Entries in Business_Tax_Breaks tax LIFO (1)

Saturday
Dec112010

LIFO in the Oil Patch

The Wall Street Journal had a really nice piece about how it’s a well known “secret” that the oil industry uses LIFO accounting rules to reduce their tax bill.   (this strategy only works when oil prices are going up.) LIFO stands for “last-in first-out” which means you value the inventory based on the cost of the most recent oil purchase.  The Journal article explains,

“Oil inventories are typically valued each year using prices at the start of the year, said Les Schneider, partner at the Washington, D.C., law firm Ivins, Phillips & Barker and an expert on inventory taxation. If a refiner builds up one million barrels of oil inventories over the course of 2009, it could value that crude at the January 2009 price of roughly $40 a barrel. But if the refiner ends 2010 with 1.5 million barrels in storage, the additional 500,000 barrels would be valued at around $80 a barrel, the January 2010 price.”

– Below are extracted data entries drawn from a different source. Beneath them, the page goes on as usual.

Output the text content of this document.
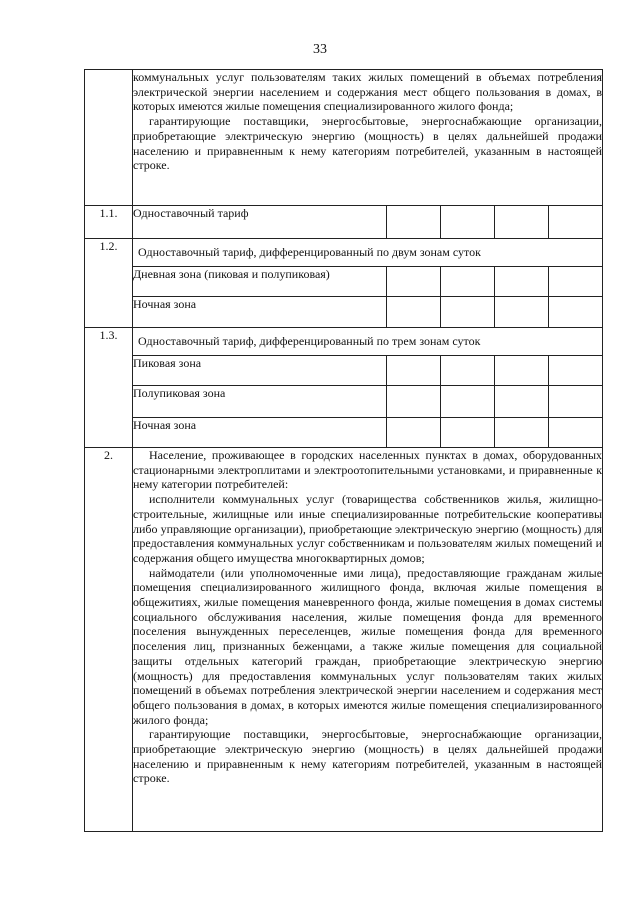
33

	коммунальных услуг пользователям таких жилых помещений в объемах потребления электрической энергии населением и содержания мест общего пользования в домах, в которых имеются жилые помещения специализированного жилого фонда;

гарантирующие поставщики, энергосбытовые, энергоснабжающие организации, приобретающие электрическую энергию (мощность) в целях дальнейшей продажи населению и приравненным к нему категориям потребителей, указанным в настоящей строке.				

1.1.	Одноставочный тариф				
1.2.	Одноставочный тариф, дифференцированный по двум зонам суток				
	Дневная зона (пиковая и полупиковая)				
	Ночная зона				
1.3.	Одноставочный тариф, дифференцированный по трем зонам суток				
	Пиковая зона				
	Полупиковая зона				
	Ночная зона				
2.	Население, проживающее в городских населенных пунктах в домах, оборудованных стационарными электроплитами и электроотопительными установками, и приравненные к нему категории потребителей:

исполнители коммунальных услуг (товарищества собственников жилья, жилищно-строительные, жилищные или иные специализированные потребительские кооперативы либо управляющие организации), приобретающие электрическую энергию (мощность) для предоставления коммунальных услуг собственникам и пользователям жилых помещений и содержания общего имущества многоквартирных домов;

наймодатели (или уполномоченные ими лица), предоставляющие гражданам жилые помещения специализированного жилищного фонда, включая жилые помещения в общежитиях, жилые помещения маневренного фонда, жилые помещения в домах системы социального обслуживания населения, жилые помещения фонда для временного поселения вынужденных переселенцев, жилые помещения фонда для временного поселения лиц, признанных беженцами, а также жилые помещения для социальной защиты отдельных категорий граждан, приобретающие электрическую энергию (мощность) для предоставления коммунальных услуг пользователям таких жилых помещений в объемах потребления электрической энергии населением и содержания мест общего пользования в домах, в которых имеются жилые помещения специализированного жилого фонда;

гарантирующие поставщики, энергосбытовые, энергоснабжающие организации, приобретающие электрическую энергию (мощность) в целях дальнейшей продажи населению и приравненным к нему категориям потребителей, указанным в настоящей строке.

 The cost of that sold inventory reduces the company income, which in turn reduces the amount of income tax paid.  The article points out that this practice is so widespread that even as supply levels go down at the end of the year, prices don’t follow at the same rate.  Investors not in the know (like me) can be fooled into thinking there’s a price spike coming, when in fact inventories will make their way back at the start of the year because actual demand hasn’t changed.

Speaking of demand, the Journal had another tidbit on this topic in Heard on the Street this week.  Apparently the President’s deficit commission decided this earnings management tool is an area where the Treasury department might pick up some bucks.  Among their recommendations was a proposal to disallow LIFO for anyone.  The report focused on the oil companies’ current LIFO reserves, which are estimated to be worth about $10 billion in additional tax dollars if this accounting principle were to be eliminated. 

Of course oil companies aren’t the only people to use LIFO.  The article goes on to say the AICPA estimates about 36% of companies value their inventory that way.  Tax issues aside, LIFO is considered by many astute financial types to be the most accurate form of reporting inventory value.  The logic is that bias toward the current price of whatever the company sells is a more realistic snapshot of the company’s  current financial prospects. 

While there may be a tax advantage to LIFO in an inflationary period, or when the price of your inventory is rising, the opposite is also true.  Presumably whoever wrote the report must have heard that the big fear these days is actually deflation, so eliminating LIFO in that scenario won’t help the deficit at all.  What happened to all the talk about reducing the deficit by cutting complexity in the tax code?